Sweet Dreams!" (A member of the online course.)
You don't need any of what I'm about to say. You've got it! I'm just adding this for teaching purposes for all who read it who haven't had this particular liberation yet.
Isn't it interesting that in the old reality, his response would have been important. You would have called it "success" if his response matched your expectation and "failure" if it didn't.
In the new reality you call it success that your inner balance and centeredness is now in your control. That's the real prize. Your self worth is the other real prize. I don't know how your relationship will work out. What I'm so happy about is that you will be fine.... no, make that wonderful... no matter how this or any relationship goes. That's freedom.
And... coughing up hairballs are just signs that:
a. you have gotten slightly out of alignment with your Large Self, and/or
b. some old vibration is moving (yay!).... and moving means it's speeding up, going back up to the top of the scale where it feels better and where your Large Self is.
I use the term hairball to get people to laugh at it instead of being so darn serious.

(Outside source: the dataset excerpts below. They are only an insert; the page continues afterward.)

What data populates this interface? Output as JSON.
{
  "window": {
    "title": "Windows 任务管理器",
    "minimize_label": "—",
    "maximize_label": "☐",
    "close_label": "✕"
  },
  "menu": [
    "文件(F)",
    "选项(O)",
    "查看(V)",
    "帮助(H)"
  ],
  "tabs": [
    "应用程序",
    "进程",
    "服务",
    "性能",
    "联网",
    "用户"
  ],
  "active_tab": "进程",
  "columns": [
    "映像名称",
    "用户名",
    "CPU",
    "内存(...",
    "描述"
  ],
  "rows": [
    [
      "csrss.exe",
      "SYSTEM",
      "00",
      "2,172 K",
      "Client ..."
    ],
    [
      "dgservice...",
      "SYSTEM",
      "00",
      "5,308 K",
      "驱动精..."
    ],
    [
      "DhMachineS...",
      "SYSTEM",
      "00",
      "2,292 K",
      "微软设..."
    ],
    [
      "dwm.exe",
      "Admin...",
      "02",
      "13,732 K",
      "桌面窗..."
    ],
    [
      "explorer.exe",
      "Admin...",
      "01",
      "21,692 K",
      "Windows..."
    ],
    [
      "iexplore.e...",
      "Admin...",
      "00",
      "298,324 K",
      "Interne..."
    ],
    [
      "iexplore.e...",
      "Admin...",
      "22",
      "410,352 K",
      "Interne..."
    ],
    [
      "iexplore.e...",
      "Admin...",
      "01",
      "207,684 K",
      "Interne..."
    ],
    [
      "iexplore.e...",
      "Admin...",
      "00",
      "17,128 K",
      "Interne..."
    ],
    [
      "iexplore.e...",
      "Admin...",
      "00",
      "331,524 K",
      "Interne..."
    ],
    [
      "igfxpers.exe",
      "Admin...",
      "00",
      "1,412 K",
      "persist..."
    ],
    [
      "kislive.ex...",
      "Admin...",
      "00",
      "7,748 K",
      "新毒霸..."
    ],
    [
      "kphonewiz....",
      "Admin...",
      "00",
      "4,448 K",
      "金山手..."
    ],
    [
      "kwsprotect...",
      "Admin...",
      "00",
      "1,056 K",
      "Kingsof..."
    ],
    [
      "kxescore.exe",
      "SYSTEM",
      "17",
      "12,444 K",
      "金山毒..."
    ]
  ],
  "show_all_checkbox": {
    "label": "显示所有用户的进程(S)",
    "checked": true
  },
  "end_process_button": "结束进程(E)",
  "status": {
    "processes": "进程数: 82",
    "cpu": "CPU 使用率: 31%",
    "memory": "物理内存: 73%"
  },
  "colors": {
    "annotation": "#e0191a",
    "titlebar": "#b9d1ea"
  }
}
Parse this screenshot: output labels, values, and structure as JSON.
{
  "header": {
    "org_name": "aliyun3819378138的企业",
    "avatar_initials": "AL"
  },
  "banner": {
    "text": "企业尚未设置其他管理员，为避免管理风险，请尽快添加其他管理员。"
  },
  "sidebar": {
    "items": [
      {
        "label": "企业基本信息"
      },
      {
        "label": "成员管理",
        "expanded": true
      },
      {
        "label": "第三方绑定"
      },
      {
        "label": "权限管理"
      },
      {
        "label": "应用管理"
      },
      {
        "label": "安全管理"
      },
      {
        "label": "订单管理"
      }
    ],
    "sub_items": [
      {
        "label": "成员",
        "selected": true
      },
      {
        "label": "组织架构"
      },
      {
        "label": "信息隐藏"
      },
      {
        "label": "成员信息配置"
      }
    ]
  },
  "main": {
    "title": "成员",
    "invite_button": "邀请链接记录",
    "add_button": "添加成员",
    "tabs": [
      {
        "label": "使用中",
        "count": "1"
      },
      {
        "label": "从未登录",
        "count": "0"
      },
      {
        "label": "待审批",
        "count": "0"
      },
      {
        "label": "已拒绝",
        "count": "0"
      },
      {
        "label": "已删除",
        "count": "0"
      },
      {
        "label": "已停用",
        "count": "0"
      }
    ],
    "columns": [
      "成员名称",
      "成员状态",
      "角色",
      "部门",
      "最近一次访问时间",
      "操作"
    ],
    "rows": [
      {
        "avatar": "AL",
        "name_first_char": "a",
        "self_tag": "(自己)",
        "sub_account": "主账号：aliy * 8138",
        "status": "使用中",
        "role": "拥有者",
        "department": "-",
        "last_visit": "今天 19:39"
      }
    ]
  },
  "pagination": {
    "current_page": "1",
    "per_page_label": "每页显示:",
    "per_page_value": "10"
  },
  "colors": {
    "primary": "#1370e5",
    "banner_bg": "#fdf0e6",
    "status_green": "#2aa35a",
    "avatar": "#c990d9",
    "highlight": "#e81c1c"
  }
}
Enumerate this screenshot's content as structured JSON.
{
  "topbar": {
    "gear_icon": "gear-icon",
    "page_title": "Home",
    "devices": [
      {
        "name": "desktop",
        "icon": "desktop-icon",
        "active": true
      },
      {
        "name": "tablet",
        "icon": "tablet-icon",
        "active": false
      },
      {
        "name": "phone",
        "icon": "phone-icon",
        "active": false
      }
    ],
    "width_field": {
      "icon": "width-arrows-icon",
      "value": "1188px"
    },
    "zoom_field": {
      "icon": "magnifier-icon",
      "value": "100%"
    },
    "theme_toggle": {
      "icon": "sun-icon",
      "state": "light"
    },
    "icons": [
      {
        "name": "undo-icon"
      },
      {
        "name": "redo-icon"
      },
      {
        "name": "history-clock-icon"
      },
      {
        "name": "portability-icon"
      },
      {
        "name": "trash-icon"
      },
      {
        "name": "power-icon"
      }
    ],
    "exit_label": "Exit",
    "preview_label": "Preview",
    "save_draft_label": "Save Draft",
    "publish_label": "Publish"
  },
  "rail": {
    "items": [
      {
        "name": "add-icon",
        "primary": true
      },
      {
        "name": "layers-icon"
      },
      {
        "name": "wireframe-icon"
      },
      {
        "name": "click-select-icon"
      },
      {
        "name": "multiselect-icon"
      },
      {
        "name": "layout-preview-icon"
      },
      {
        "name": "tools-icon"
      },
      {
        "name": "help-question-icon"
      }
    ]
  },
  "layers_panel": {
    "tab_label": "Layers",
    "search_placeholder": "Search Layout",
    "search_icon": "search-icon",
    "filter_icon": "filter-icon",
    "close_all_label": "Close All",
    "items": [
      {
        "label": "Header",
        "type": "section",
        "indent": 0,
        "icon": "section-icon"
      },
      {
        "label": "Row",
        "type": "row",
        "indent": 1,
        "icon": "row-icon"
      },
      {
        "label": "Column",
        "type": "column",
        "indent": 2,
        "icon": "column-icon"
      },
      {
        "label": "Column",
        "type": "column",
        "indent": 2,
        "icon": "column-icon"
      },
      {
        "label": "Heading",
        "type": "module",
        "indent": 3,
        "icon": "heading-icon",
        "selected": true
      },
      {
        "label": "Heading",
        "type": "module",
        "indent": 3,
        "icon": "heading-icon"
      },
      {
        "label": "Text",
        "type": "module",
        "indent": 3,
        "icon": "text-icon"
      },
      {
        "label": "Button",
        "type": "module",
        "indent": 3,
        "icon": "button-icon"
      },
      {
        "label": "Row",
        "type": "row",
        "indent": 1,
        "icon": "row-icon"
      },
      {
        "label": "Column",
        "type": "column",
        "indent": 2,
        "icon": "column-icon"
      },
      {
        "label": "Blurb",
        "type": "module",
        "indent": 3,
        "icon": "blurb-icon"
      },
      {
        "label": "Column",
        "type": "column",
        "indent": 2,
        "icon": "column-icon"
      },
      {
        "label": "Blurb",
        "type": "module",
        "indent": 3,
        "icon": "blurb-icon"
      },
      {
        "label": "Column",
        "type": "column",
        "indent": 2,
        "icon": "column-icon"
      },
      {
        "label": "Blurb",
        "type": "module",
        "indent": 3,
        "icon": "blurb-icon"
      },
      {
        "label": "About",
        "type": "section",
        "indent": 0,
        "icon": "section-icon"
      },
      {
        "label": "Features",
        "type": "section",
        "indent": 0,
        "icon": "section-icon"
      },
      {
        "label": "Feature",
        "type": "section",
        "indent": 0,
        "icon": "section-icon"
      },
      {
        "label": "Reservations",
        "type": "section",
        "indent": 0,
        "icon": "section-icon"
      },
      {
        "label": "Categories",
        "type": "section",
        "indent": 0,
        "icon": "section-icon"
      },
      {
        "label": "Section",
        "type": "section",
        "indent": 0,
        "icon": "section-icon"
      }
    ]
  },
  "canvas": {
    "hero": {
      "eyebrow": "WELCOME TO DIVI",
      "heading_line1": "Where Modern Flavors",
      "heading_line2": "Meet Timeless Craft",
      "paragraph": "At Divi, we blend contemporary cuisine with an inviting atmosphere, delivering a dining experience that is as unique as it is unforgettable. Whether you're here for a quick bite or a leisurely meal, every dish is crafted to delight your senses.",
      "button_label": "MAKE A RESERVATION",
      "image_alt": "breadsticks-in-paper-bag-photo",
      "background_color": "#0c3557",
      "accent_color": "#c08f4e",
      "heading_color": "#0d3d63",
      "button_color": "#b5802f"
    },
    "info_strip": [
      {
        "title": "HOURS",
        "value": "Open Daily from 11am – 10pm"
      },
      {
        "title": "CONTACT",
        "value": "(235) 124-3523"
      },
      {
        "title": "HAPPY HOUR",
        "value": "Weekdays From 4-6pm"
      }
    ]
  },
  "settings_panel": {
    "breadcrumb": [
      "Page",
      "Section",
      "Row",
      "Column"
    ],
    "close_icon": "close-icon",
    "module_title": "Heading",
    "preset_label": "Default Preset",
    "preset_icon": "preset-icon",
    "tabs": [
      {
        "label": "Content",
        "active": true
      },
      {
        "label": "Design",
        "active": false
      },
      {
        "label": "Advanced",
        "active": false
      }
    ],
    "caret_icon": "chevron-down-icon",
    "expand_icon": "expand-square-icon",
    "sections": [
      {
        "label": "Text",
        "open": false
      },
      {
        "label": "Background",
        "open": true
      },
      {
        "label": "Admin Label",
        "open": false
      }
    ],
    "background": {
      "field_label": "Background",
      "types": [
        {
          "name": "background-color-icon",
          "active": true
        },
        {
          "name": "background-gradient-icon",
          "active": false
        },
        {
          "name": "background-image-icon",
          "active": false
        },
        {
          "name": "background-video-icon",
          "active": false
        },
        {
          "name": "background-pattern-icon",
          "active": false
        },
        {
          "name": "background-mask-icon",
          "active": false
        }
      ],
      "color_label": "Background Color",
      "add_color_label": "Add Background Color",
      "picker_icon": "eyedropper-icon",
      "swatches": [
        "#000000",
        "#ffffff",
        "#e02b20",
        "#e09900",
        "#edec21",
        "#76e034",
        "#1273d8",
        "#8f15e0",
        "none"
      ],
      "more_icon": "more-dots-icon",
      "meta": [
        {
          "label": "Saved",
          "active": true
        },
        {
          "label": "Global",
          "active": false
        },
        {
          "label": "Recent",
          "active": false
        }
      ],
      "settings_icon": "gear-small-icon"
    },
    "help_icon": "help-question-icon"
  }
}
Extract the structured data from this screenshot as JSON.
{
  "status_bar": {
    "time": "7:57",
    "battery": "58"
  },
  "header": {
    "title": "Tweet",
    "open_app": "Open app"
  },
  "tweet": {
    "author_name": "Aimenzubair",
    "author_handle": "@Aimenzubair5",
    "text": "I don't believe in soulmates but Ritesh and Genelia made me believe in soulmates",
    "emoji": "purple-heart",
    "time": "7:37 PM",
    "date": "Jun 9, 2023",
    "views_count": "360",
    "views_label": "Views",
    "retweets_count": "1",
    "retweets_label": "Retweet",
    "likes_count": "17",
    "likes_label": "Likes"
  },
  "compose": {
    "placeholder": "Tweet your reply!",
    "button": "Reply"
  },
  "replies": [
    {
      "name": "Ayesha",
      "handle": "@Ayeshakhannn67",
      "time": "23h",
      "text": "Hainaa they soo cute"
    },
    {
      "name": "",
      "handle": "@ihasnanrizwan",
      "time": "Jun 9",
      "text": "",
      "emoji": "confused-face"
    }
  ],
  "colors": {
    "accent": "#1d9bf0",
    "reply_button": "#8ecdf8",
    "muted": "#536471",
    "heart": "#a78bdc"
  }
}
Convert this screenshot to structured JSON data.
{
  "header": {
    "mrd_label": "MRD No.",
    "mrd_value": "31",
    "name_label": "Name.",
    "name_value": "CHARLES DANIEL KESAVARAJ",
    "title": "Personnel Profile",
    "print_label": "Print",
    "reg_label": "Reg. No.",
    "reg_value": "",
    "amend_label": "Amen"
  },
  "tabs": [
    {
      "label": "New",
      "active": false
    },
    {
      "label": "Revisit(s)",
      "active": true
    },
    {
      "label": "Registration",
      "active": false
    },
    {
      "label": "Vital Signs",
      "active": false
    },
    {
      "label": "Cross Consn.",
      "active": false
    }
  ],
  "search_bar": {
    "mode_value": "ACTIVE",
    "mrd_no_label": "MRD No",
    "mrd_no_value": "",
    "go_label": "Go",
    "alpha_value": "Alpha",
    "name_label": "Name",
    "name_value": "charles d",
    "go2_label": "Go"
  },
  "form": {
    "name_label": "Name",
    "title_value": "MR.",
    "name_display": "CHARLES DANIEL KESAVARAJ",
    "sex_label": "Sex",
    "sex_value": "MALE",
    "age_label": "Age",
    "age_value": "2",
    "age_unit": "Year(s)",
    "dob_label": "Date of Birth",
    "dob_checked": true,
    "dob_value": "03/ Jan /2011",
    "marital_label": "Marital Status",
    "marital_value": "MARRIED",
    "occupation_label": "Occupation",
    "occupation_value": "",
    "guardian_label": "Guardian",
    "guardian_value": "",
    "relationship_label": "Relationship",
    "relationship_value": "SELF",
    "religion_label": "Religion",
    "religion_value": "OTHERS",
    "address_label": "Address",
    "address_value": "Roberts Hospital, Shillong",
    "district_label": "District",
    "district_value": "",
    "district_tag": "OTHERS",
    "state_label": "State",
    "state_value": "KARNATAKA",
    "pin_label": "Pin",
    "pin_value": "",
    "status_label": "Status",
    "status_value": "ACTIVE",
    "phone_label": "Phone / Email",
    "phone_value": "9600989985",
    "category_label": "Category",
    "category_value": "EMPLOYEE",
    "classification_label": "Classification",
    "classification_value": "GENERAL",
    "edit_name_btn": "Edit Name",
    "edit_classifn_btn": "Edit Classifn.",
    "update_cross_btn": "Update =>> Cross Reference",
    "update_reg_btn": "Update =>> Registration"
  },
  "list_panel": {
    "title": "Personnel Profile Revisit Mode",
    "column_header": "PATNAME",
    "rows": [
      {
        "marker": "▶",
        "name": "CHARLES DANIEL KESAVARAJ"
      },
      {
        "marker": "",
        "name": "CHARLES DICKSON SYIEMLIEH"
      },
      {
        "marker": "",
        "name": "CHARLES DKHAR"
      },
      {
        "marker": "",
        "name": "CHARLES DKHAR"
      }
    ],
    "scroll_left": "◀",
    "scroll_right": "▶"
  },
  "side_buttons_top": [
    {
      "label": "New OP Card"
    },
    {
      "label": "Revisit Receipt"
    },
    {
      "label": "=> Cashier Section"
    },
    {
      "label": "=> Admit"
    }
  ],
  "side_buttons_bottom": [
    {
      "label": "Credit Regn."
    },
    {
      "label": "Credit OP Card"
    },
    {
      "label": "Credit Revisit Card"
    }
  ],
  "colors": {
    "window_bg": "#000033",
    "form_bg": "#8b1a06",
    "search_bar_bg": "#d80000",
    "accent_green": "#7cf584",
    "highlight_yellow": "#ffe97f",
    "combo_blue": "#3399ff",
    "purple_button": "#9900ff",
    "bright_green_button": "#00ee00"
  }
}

But soon you can graduate to just feeling whatever is..... no judgment of it, no expectation that it should ever stop.
You want to feel the negative emotions. You always want your instrument panel to read correctly when something is "off" kilter.... when you are not COMPLETELY aligned with your Large Self. How else would you navigate back home?
Your WANT the red light to come on when the oil is low.
I often joke now that I'm happier and more powerful on my worst day now than I used to be on my best day years ago. Years ago my good days had too much to do with how things were going "out there". If i didn't feel perfect, I thought there was something to be fixed. Now it's OK even to be "not feeling perfect". At least I know where I am and which way is up.
Of course it still feels good to have things go smooth, but it's not the end of the world if it doesn't. With lack of resistance, it gets smooth again faster!
The center of power is within, and whatever is happening in this physical world is just an ephemeral, beautiful, passing phenomenon.
Don't like it? It will pass. Do like it...... lol....... that will pass too!!!
And back to your original comment..... you got it exactly! The old slower vibration that you practiced so long did manifest. You even attracted a man that holds back his expressions of love! How perfect is that? But now even that is passing! The new experiences you attract will reflect this new, centered, grounded, loving being that you now know you are.
Things are going to evolve very quickly.
Ah, I can't express how wonderful this is.